How to build a custom 3Dprinted RC Peugeot 406 from TAXI2?
This is how we did it. With our LEGACY Chassis v.3.1
What a classic from 2000! All Europeans know this car, The magical French Super Star. If I’d be American I would definitely check this out too!
As always we let you be the judge to tell how well we could capture it.
Our aim was to get it as much authentic as possible.
Testing Video
Download body kit
STL files archived with WinRAR
Chassis v.3.1 (Peugeot 406)
This is a Legacy Chassis! Click to v.3.3
Chassis dimensions
Wheelbase | 271mm |
Front Wheel Track | 170mm |
Rear Wheel Track | 170mm |
We strive for an ultimate universal chassis because we wanna use it under many 3D printed car bodies. So that’s why the slideable parts.
The chassis is built on a 2 (aluminium) U profile (8×10 mm) with bought and 3D printed parts.
3D printed parts: Housing of the electric motor, housing of the battery, most of the steering system…
Bought parts are:
The suspension (length 60 mm), the different wheel rims with the tires, the servo, the receiver, drive shaft and the differential is from Tamiya, the electric motor (17000 rpm), and of course screws (M2, M3) and the ball joints (M3).
Parts List of Chassis v.3.1 (1st generation)
Screws and nuts:
M4x40 1 piece + M4 nut
M4x~25 2 piece
M2x12 ~50 pieces
M2x16 ~16 pieces
M2x20 ~16 pieces
M2x8 ~ 8 pieces
Nails:
D2x38 4 pieces
Threaded rods:
M4 2 pieces 47mm long
Bearings:
4x10x4 4 pieces
5x11x5 8 pieces
Download CHASSIS
STL files archived with WinRAR
The whole design is made for scale 1:10
This is our third model’s self-developed Chassis.
It’s quite, sturdy now as it can be jumped with
3D printing settings we used
3D Printer: Zortrax M200 plus
Technology: LPD
Used material: ABS filamen
Slicer program: Zortrax Z-SUITE
Settings:
Infill: 20%
Recomended layer height: 0.19 mm
Support was set automatically by the program
Got a question about building Know-How?
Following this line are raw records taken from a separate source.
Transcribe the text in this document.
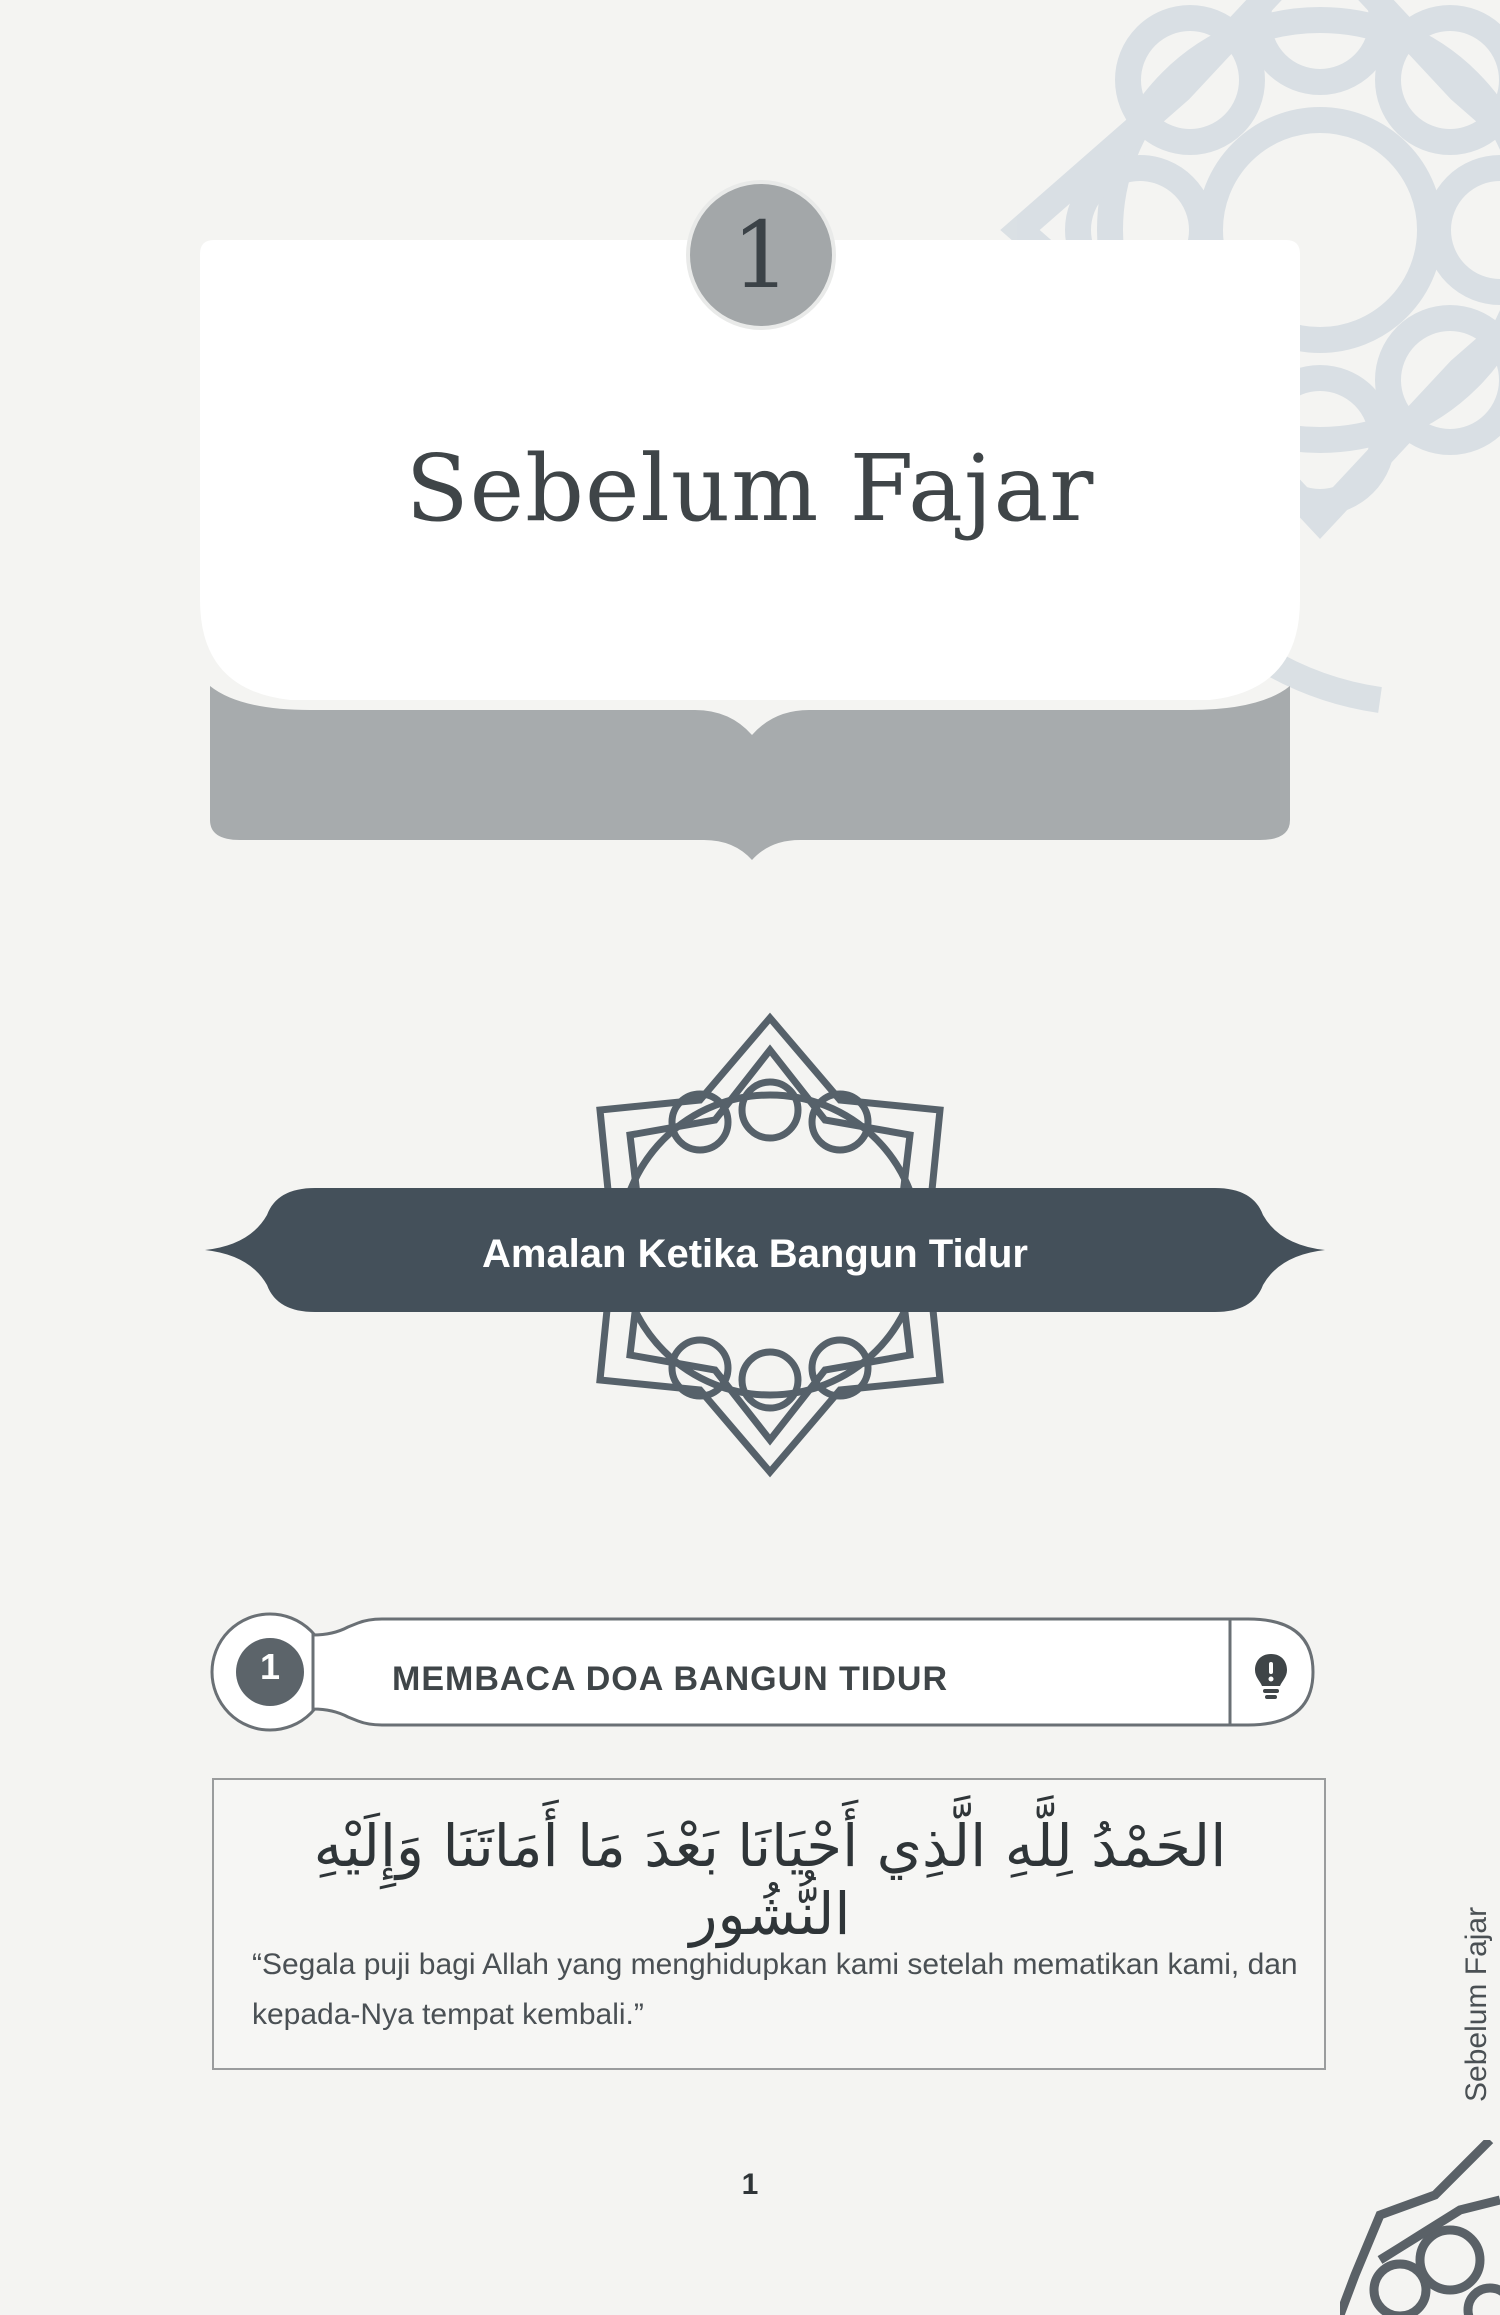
1
Sebelum Fajar
Amalan Ketika Bangun Tidur
1	MEMBACA DOA BANGUN TIDUR
الحَمْدُ لِلَّهِ الَّذِي أَحْيَانَا بَعْدَ مَا أَمَاتَنَا وَإِلَيْهِ النُّشُور
“Segala puji bagi Allah yang menghidupkan kami setelah mematikan kami, dan kepada-Nya tempat kembali.”	Sebelum Fajar
1
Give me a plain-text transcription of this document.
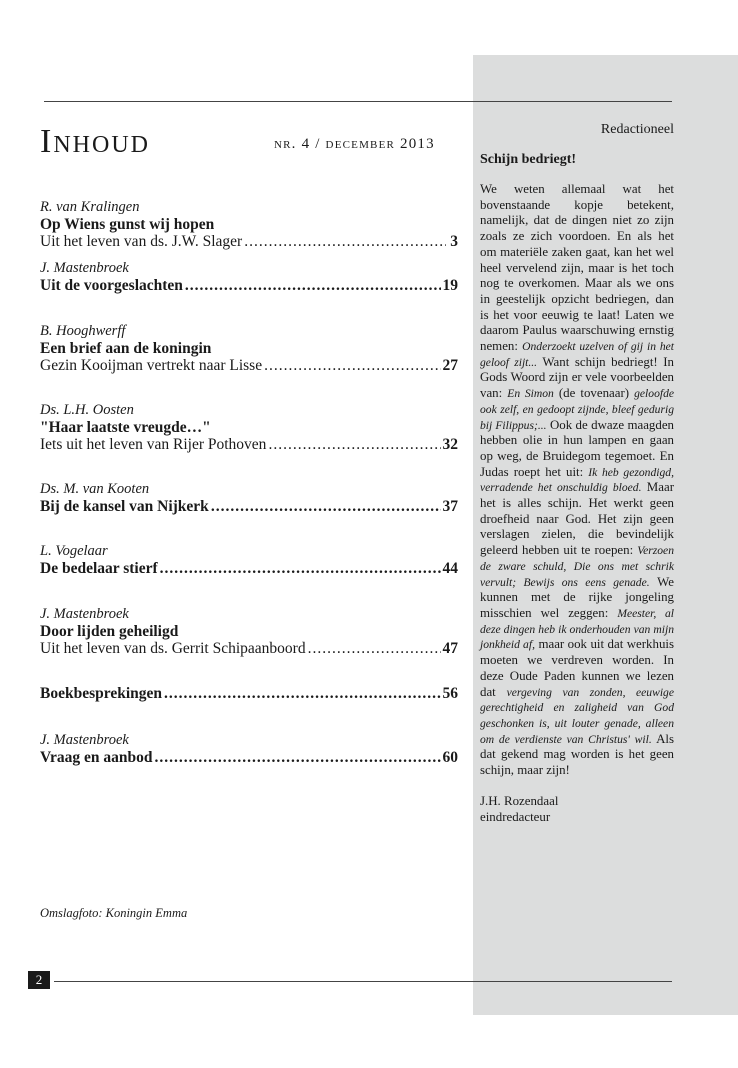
Inhoud	nr. 4 / december 2013
R. van Kralingen
Op Wiens gunst wij hopen
Uit het leven van ds. J.W. Slager .....	3
J. Mastenbroek
Uit de voorgeslachten .....	19
B. Hooghwerff
Een brief aan de koningin
Gezin Kooijman vertrekt naar Lisse .....	27
Ds. L.H. Oosten
"Haar laatste vreugde…"
Iets uit het leven van Rijer Pothoven .....	32
Ds. M. van Kooten
Bij de kansel van Nijkerk .....	37
L. Vogelaar
De bedelaar stierf .....	44
J. Mastenbroek
Door lijden geheiligd
Uit het leven van ds. Gerrit Schipaanboord .....	47
Boekbesprekingen .....	56
J. Mastenbroek
Vraag en aanbod .....	60
Omslagfoto: Koningin Emma
Redactioneel
Schijn bedriegt!
We weten allemaal wat het bovenstaande kopje betekent, namelijk, dat de dingen niet zo zijn zoals ze zich voordoen. En als het om materiële zaken gaat, kan het wel heel vervelend zijn, maar is het toch nog te overkomen. Maar als we ons in geestelijk opzicht bedriegen, dan is het voor eeuwig te laat! Laten we daarom Paulus waarschuwing ernstig nemen: Onderzoekt uzelven of gij in het geloof zijt... Want schijn bedriegt! In Gods Woord zijn er vele voorbeelden van: En Simon (de tovenaar) geloofde ook zelf, en gedoopt zijnde, bleef gedurig bij Filippus;... Ook de dwaze maagden hebben olie in hun lampen en gaan op weg, de Bruidegom tegemoet. En Judas roept het uit: Ik heb gezondigd, verradende het onschuldig bloed. Maar het is alles schijn. Het werkt geen droefheid naar God. Het zijn geen verslagen zielen, die bevindelijk geleerd hebben uit te roepen: Verzoen de zware schuld, Die ons met schrik vervult; Bewijs ons eens genade. We kunnen met de rijke jongeling misschien wel zeggen: Meester, al deze dingen heb ik onderhouden van mijn jonkheid af, maar ook uit dat werkhuis moeten we verdreven worden. In deze Oude Paden kunnen we lezen dat vergeving van zonden, eeuwige gerechtigheid en zaligheid van God geschonken is, uit louter genade, alleen om de verdienste van Christus' wil. Als dat gekend mag worden is het geen schijn, maar zijn!
J.H. Rozendaal
eindredacteur
2
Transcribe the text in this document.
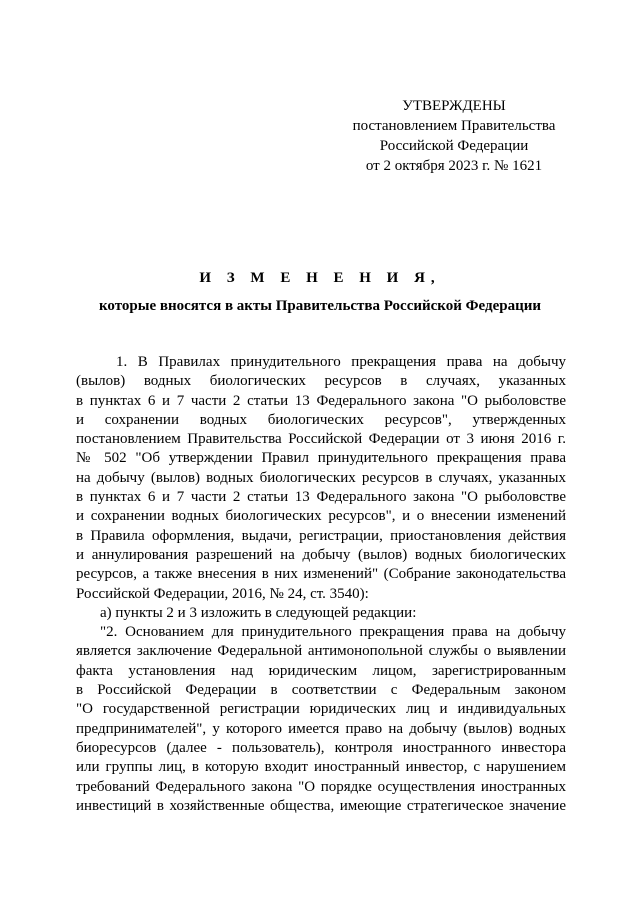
УТВЕРЖДЕНЫ
постановлением Правительства
Российской Федерации
от 2 октября 2023 г. № 1621
И З М Е Н Е Н И Я,
которые вносятся в акты Правительства Российской Федерации

1. В Правилах принудительного прекращения права на добычу

(вылов) водных биологических ресурсов в случаях, указанных

в пунктах 6 и 7 части 2 статьи 13 Федерального закона "О рыболовстве

и сохранении водных биологических ресурсов", утвержденных

постановлением Правительства Российской Федерации от 3 июня 2016 г.

№ 502 "Об утверждении Правил принудительного прекращения права

на добычу (вылов) водных биологических ресурсов в случаях, указанных

в пунктах 6 и 7 части 2 статьи 13 Федерального закона "О рыболовстве

и сохранении водных биологических ресурсов", и о внесении изменений

в Правила оформления, выдачи, регистрации, приостановления действия

и аннулирования разрешений на добычу (вылов) водных биологических

ресурсов, а также внесения в них изменений" (Собрание законодательства

Российской Федерации, 2016, № 24, ст. 3540):

а) пункты 2 и 3 изложить в следующей редакции:

"2. Основанием для принудительного прекращения права на добычу

является заключение Федеральной антимонопольной службы о выявлении

факта установления над юридическим лицом, зарегистрированным

в Российской Федерации в соответствии с Федеральным законом

"О государственной регистрации юридических лиц и индивидуальных

предпринимателей", у которого имеется право на добычу (вылов) водных

биоресурсов (далее - пользователь), контроля иностранного инвестора

или группы лиц, в которую входит иностранный инвестор, с нарушением

требований Федерального закона "О порядке осуществления иностранных

инвестиций в хозяйственные общества, имеющие стратегическое значение
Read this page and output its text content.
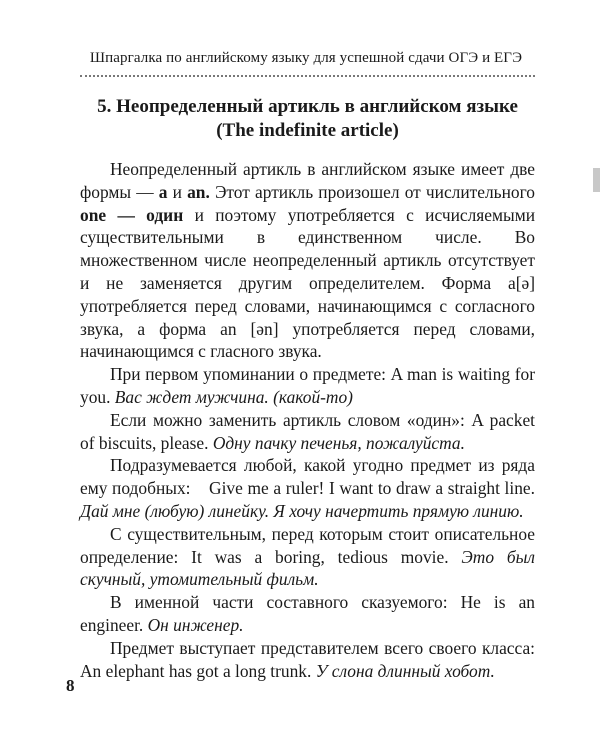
Шпаргалка по английскому языку для успешной сдачи ОГЭ и ЕГЭ
5. Неопределенный артикль в английском языке
(The indefinite article)

Неопределенный артикль в английском языке имеет две формы — a и an. Этот артикль произошел от числительного one — один и поэтому употребляется с исчисляемыми существительными в единственном числе. Во множественном числе неопределенный артикль отсутствует и не заменяется другим определителем. Форма a[ə] употребляется перед словами, начинающимся с согласного звука, а форма an [ən] употребляется перед словами, начинающимся с гласного звука.

При первом упоминании о предмете: A man is waiting for you. Вас ждет мужчина. (какой-то)

Если можно заменить артикль словом «один»: A packet of biscuits, please. Одну пачку печенья, пожалуйста.

Подразумевается любой, какой угодно предмет из ряда ему подобных:    Give me a ruler! I want to draw a straight line. Дай мне (любую) линейку. Я хочу начертить прямую линию.

С существительным, перед которым стоит описательное определение: It was a boring, tedious movie. Это был скучный, утомительный фильм.

В именной части составного сказуемого: He is an engineer. Он инженер.

Предмет выступает представителем всего своего класса: An elephant has got a long trunk. У слона длинный хобот.

8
Ask us on here at the bottom of this page!
Gearbox
Non-printed parts and general INFO of 3Dprinted RC Peugeot 406 from TAXI2
Shock absorbers
Hole to hole distance: 60 mm
Get it on ebay
Rocking arm screws
2mm nail 35-40mm long. Threaded (DIY), used as a screw. Note: Spring washer used!
Tires
1:10 Slick Tamiya 50547 wide / 50454 normal tires with the original 3d printed ICE charger rims
Ball cups for steering
4 mm ball with 3mm screw thread.
Tamiya: 50590
Servo
Feetech FS5103B
get it on ebay
Wheel adapter
Tamiya: 53056
get it on ebay
Rear Drive Shaft
Tamiya: 51216 TA05
A front drive shaft must be shortened
Get it on ebay
Flange lock nut
Tamiya: 53024
Touring car hard joint cup set
Tamiya: 53218
TG10 Wheel Axle 2 pcs
Tamiya: 50823
Motor 540
7.2 – 12 V , 20.000 rpm
Body mounting system
Middle and Frontal mount developed by us
Vinyls used for Lights
Lights and other signs printed on adhesive paper
5x11x5 bearing
Bearing for gearbox
get it on ebay
4x10x4 bearing
Front wheel bearing
Front Grille
Mosquito net used for front Grille raw material from Hardware Store
Filling unwanted cracks
Tamiya: 87053
Assembly
Here are the bigger body parts. This has a bit more pieces, because of our printer’s hectic manner.(Smaller parts, less exploding heads at the end of print sessions 🙂
Chassis assembly Video
Most used tools
Scalpel&Allenkeys&RASPs
Scalpel for removing print support. Keys for screws. Every kind of Rasps to get the surface smooth and even.
Super glue
Both Gel and Liquid ones. Use GEL when putting parts together. When it holds use LIQUID on the surface.
Glue Gun
It’s adhesive sets very quickly. We used it only inside the body kit, because on the surface leaves nasty traces.